The assessment starts with the general inspection leading to the detailed examination for more prominent results.

a. Colour of the skin: according to the person's race, the skin colour of the person was light brown.

b. Temperature: the person's skin temperature was warm which is normal (checked using back of the hand).

c. Skin turgority: skin turgority was checked by pinching the person's skin with a thumb and an index finger for few seconds, and the result was normal.

d. Moisture: the dryness of the skin was checked and the skin was dry which can be caused by using of irritating soap, over bathing or due to hypothyroidism.

e. Odour: no body odour was found.

f. Scars: absence of any kind of scars in the entire body.

g. Masses: no masses or tenderness over the skin was located.

h. Capillary refill: capillary refill was checked for presence of anemia. The finding was negative and the refill for the person was quick.

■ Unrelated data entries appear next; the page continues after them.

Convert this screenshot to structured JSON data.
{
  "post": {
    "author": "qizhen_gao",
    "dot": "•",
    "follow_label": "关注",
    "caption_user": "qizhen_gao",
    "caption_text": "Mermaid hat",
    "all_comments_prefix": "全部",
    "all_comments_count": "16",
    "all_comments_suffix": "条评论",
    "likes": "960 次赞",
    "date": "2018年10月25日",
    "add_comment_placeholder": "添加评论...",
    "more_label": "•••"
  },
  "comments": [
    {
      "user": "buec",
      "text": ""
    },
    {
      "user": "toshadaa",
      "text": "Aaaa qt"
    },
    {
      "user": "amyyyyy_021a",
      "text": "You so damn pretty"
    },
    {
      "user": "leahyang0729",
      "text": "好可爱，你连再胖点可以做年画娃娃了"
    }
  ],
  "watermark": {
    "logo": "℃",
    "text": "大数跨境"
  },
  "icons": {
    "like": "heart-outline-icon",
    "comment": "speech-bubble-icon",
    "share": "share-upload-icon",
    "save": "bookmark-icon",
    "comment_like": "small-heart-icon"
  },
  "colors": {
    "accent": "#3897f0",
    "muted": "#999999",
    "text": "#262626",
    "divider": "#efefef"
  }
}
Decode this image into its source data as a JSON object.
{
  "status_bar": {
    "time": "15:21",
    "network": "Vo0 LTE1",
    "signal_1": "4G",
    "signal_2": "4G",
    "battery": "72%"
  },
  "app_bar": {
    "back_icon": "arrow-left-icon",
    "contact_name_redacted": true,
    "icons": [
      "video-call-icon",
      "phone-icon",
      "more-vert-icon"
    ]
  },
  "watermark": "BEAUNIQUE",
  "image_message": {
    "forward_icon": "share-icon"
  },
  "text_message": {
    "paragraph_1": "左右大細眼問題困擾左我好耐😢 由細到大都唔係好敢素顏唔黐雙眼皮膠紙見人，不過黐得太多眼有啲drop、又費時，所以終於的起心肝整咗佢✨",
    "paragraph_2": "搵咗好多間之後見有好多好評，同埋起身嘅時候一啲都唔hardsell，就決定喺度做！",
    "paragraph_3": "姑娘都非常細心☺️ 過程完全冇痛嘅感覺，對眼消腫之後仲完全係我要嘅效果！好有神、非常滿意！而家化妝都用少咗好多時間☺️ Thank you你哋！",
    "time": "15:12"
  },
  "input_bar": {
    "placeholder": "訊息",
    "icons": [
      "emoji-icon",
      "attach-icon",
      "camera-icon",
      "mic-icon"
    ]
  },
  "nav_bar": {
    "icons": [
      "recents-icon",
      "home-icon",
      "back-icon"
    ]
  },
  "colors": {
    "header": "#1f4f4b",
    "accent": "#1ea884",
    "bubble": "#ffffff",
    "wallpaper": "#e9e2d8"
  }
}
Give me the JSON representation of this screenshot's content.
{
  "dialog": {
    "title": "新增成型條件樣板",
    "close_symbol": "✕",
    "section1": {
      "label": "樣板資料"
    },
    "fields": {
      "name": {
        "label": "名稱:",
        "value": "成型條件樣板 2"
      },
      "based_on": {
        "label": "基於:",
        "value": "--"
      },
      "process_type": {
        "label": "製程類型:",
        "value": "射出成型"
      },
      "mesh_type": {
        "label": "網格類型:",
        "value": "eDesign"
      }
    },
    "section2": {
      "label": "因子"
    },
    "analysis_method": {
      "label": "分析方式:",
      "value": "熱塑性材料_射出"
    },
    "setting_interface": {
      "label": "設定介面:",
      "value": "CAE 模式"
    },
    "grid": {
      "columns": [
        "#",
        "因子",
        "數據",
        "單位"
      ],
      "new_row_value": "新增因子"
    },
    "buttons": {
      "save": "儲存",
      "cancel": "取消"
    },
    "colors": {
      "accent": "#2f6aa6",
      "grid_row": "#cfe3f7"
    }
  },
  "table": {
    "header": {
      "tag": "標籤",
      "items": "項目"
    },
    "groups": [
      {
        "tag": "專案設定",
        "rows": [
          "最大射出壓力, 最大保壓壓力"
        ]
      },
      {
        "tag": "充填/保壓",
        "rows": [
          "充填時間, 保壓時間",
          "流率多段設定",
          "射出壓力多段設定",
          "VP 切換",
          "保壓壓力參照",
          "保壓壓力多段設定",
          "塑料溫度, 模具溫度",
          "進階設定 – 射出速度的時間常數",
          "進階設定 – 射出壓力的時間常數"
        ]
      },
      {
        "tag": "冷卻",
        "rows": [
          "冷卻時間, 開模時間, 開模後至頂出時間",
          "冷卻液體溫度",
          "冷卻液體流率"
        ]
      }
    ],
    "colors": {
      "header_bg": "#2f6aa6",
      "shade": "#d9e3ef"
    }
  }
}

i. Nails: checked the mail bed colour which was pink in colour and the clubbing of finger was absent in the person.

j. Lesions: gently palpated over the skin to find the lesions on the person but it was not found.

k. Birthmarks or moles: both were identified and checked for any changes in shape, size and colour but it was negative.

Hence, the person was having the dryness over her skin which might be due to irritating soap or over bathing.